Comment 478 for bug 532633

Jeff Burns (admiraljkb) wrote :

Pako, Pako, Pako...

My friend, you misinterpret me. But trust me, I understand what you are saying. 10 years ago I'd be with you on this debate/argument because I didn't have experiences that I do now supporting UI related stuff. Change is good right? Well maybe not sometimes... So when I say this is too small a change, it's because the change is incomplete, and just isn't worth expending Mark's precious political capital over at least until the feature is COMPLETE. There's a time to fight, and a time to strategically withdraw. This is the latter. Later it can be unveiled again when we've got a carrot, but until then I NEED that carrot to explain this change to my users that I support. Incomplete UI changes just don't work, you either have to go whole hog so something has demonstrably happened (again the carrot), or do nothing at all. I'm not against the UI changing. Gnome 3 so far looks really cool, and I've been an early adopter/tester of KDE4 in Kubuntu (and everyone who did knows how painful that was), and filing several defects along the way doing my part to help get it to something reasonably stable today, and I like KDE 4 better than Gnome as a personal preference. I'll probably start testing Gnome3 when I get a chance. I like most of the advanced interface in the new KDE, and probably will like Gnome3 as well. I don't like this small "button change", but I don't hate it either. It's a "meh" for me *personally*. But don't get my professional and personal preferences confused. Because they are different by necessity, as are a lot of IT guys out there who have to support one thing for the common good, and prefer something else on their own desktops. The reason why my professional and personal opinion differs is below.

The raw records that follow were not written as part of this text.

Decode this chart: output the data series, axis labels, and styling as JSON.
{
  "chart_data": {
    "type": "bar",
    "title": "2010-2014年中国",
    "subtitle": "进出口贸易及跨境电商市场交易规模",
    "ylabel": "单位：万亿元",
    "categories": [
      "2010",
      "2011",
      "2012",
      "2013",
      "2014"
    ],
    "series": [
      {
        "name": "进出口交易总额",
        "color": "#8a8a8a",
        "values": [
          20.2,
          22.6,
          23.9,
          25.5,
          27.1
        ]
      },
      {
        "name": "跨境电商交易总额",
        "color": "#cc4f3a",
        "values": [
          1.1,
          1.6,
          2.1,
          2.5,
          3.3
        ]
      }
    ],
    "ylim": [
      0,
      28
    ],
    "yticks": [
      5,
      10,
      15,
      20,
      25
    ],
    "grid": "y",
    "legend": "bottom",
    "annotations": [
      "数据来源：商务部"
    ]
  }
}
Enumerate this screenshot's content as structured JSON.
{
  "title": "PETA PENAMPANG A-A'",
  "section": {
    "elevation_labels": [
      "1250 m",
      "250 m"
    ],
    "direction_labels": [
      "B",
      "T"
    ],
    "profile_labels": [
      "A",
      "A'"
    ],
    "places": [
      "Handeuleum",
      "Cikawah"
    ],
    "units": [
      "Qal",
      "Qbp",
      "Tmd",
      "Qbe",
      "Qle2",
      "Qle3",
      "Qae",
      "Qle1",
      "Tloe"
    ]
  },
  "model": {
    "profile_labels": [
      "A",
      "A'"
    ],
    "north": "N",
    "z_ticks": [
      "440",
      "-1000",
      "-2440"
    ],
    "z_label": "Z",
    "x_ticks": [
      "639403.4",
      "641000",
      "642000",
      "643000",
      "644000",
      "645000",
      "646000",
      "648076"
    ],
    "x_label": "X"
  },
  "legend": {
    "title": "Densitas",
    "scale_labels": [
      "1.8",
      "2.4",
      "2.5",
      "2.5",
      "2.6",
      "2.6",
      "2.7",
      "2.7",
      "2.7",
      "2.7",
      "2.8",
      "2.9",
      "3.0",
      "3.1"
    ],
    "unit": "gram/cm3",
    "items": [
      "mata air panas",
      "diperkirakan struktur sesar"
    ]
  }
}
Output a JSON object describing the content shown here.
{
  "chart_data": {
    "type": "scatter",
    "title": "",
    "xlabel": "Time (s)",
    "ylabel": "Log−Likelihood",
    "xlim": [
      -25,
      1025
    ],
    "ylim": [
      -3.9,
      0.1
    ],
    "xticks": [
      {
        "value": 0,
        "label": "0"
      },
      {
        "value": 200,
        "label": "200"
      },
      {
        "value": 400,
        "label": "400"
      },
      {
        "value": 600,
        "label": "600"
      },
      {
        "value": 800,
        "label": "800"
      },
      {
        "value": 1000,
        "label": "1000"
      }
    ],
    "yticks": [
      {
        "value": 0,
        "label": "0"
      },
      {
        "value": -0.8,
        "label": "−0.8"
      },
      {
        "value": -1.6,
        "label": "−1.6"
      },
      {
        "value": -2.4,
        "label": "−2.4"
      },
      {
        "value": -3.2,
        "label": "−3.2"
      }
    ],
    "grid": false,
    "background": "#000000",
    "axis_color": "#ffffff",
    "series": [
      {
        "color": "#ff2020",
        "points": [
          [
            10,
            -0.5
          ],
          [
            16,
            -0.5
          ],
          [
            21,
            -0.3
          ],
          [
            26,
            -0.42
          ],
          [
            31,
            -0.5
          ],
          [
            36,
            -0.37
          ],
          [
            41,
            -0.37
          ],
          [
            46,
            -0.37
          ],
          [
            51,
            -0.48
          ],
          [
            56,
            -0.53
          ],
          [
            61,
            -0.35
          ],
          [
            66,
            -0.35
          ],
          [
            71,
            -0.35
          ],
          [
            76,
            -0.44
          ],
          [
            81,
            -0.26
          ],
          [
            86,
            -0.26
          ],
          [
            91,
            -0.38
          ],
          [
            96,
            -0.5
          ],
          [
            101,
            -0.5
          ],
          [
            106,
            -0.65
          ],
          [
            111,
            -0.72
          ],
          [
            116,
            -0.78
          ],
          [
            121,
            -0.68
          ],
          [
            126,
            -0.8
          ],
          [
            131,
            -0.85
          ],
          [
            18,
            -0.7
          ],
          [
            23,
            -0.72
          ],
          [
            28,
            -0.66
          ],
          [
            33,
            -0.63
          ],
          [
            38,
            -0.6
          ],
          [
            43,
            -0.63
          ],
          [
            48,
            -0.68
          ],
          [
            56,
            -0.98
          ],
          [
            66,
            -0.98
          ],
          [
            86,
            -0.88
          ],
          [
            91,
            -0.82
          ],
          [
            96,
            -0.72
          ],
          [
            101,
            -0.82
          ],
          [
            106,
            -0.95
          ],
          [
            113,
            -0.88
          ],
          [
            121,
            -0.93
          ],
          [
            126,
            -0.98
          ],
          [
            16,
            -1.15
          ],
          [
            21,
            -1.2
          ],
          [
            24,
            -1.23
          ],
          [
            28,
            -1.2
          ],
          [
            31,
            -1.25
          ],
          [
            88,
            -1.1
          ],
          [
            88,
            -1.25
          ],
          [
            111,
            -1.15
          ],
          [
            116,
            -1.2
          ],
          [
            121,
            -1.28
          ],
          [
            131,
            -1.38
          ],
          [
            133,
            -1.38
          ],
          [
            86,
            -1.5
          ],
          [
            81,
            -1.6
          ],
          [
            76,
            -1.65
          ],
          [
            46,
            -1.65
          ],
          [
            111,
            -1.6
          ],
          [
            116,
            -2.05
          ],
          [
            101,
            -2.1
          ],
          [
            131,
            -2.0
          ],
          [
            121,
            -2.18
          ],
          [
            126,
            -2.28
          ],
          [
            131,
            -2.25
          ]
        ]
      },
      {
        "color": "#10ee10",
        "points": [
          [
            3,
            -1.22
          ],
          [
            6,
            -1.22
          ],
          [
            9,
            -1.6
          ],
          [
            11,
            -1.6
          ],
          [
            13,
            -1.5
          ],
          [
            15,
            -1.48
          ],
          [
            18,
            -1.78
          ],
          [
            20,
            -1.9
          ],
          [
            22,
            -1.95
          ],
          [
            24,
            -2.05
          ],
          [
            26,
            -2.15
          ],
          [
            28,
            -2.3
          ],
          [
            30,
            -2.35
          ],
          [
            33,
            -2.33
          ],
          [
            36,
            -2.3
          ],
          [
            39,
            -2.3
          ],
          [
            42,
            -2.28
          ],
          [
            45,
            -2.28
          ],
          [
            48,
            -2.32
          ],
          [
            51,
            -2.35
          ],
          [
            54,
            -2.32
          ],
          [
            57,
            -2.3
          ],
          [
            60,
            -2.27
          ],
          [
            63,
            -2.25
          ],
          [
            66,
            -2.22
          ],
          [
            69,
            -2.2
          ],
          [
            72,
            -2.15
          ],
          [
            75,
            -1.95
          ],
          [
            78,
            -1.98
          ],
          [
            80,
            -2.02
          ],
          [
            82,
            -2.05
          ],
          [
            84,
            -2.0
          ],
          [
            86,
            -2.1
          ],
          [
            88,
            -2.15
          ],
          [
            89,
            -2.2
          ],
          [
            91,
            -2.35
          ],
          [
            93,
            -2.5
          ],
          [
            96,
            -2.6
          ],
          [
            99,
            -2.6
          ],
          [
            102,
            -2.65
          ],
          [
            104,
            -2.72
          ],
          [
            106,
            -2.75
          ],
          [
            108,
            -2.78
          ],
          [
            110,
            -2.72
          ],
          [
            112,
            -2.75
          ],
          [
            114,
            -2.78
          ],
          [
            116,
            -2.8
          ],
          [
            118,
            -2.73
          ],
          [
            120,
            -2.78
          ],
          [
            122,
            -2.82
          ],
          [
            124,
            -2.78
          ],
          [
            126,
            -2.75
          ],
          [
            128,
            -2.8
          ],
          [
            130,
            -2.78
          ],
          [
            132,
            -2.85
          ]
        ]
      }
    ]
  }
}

I used to be IT, and now I'm in a Dev/Sustaining role for the last 10 years roughly. I've supported UI's now for close to 10 years and will give you a quick simplified example from my past that was on something quite similar. I've been on the front lines when a usability change was made on a product for one customer (with a proper defect for the change) that made reasonable sense and was logical, and we massively honked off 10 other major customers (or more). Their admin/secretaries use this tech stuff every day heavily (and have the ears of executives) and get quite cranky when things move since they run on auto-pilot on nearly everything from computers to phones. I mean absolutely enraged because two silly buttons moved and it interrupted their work processes. Many of my counterparts (including me) laughed at this controversy, because the buttons that moved were CLEARLY marked. I mean moving silly buttons around generated that much rage? Jeeesh. But after a second trip around and near death threats because people's "cheese got moved" I've learned to respect that average user, and secretaries in particular, regardless of my own sentiments. Much of the time you can swap out the ENTIRE OS, or their desktop phone and they'll get over it because it is something totally new and it's expected to relearn, (provided what goes in makes sense to them for how to navigate the product, and you still get grumbles). Move something small on an existing application or on the existing phone? Forget it, unless you get their buy in. They go ballistic. Keep them happy, the others in an organization fall in line normally, including their boss. :) If the boss's admin ain't happy, nobody's happy. This is where we are at with Ubuntu now. It's not longer the cool "hobbyist OS" at home, but it's actually moving into the more mature corporate space where we can't be quite as cavalier as before. That uptake has been accelerated largely thanks to the MS Vista debacle. Personally and professionally, I now have a bit of skin in how Ubuntu turns out.

My wife was a secretary/admin for years, and has that type of mindset. She's brilliant for running UI related stuff by on nearly anything, particularly since she's part of one of the bigger target audiences regarding UI features. I keep telling her she needs to be a tester since she understands this UI preference stuff better than I, at least for what pisses people off. I had issues converting her to Ubuntu, but not too many overall. Some stuff was different, but overall it was close enough and logical enough that it didn't honk her off. (getting her to OpenOffice was a little interesting, until I showed her MS Office 2007, and no complaints since...). I did unveil this to her yesterday evening, without letting my preferences be known. It didn't go well... She was much angrier than anticipated. I truly didn't expect more than an eye roll really, because it's not that big a change right? Instead I got expletives, and "why the hell are they moving my buttons??!?!?!, can't they leave anything along!?!?!?" Generally whatever her reaction is, has been pretty dead on for the average secretary and admin who have exec's ears. Those execs are what approve budgets, and if their admin gives them a bad impression of it, they won't be writing checks to support it, or authorize support staff for it. This isn't a issue of logic per se, it's an issue of folks' emotions (sometimes irrational as they are), and applying logic to it just stokes the fire.